Dat [gedaagde] thans nog beschikt over (financiële) klantgegevens of overige bedrijfsgevoelige informatie van Seacon is door [gedaagde] eveneens gemotiveerd betwist en door Seacon verder niet onderbouwd, zodat ook die voorziening niet toewijsbaar is.
4.8.
Zoals ter zitting ook aan de orde is gekomen, is het wantrouwen van de zijde van Seacon en haar vrees voor schending van de geheimhoudingsplicht deels aangewakkerd door de volledige radiostilte van de zijde van [gedaagde] na de brieven van 9 oktober 2020 en 9 november 2020. Wellicht dat een reactie van [gedaagde] met uitleg van een en ander om zijn voormalige werkgever gerust te stellen de onderhavige procedure had kunnen voorkomen. Echter blijft staan dat in het kader van dit kort geding niet door Seacon aannemelijk is gemaakt dat het door haar gestelde geheimhoudingsbeding op [gedaagde] van toepassing en – in het positieve geval – dat [gedaagde] dit heeft geschonden, althans dat hij in strijd heeft gehandeld met de norm van goed werknemerschap.
4.9.
Seacon zal als de in het ongelijk gestelde partij worden veroordeeld tot betaling van de proceskosten, aan de zijde van [gedaagde] tot de datum van dit vonnis begroot op € 720,00, aan salaris gemachtigde, te vermeerderen met de wettelijke rente vanaf de vijftiende dag na betekening van dit vonnis tot aan de dag van voldoening.
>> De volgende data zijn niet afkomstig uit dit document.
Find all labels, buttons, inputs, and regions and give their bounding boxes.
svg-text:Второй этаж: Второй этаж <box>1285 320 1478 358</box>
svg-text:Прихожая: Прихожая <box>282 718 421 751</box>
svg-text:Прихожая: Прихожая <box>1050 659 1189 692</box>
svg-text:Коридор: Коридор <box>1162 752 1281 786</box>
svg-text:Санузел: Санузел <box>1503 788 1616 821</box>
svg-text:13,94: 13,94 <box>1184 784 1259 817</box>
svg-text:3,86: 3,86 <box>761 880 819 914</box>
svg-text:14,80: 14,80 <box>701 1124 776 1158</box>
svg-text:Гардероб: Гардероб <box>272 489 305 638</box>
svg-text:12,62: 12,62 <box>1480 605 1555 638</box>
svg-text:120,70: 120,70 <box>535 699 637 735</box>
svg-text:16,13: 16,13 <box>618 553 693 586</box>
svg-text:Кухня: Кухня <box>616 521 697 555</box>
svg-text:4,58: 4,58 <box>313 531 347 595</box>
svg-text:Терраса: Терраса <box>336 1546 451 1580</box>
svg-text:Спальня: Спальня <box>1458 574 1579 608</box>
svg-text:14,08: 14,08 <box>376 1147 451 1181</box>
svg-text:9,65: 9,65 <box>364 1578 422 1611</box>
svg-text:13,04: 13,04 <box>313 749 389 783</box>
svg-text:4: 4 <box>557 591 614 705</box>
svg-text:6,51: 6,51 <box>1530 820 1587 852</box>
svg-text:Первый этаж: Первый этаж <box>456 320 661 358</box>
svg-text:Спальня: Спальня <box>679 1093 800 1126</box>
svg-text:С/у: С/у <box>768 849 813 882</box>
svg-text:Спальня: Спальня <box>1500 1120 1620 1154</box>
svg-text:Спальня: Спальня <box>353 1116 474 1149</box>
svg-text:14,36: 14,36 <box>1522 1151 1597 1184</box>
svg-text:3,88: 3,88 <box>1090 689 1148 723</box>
Voor toewijzing van wettelijke handelsrente, zoals door [gedaagde] ter zake van de proceskosten is gevorderd, bestaat geen aanleiding nu de verschuldigdheid daarvan niet voortvloeit uit een handelsovereenkomst.

5.De beslissing

De kantonrechter
5.1.
wijst de gevorderde voorzieningen af;
5.2.
veroordeelt Seacon tot betaling van de proceskosten, aan de zijde van [gedaagde] tot de datum van dit vonnis begroot op € 720,00, te vermeerderen met de wettelijke rente vanaf de vijftiende dag na betekening van dit vonnis tot aan de dag van voldoening;
5.3.
verklaart de proceskostenveroordeling uitvoerbaar bij voorraad.
Dit vonnis is gewezen door mr. R.H.J. Otto en is in het openbaar uitgesproken.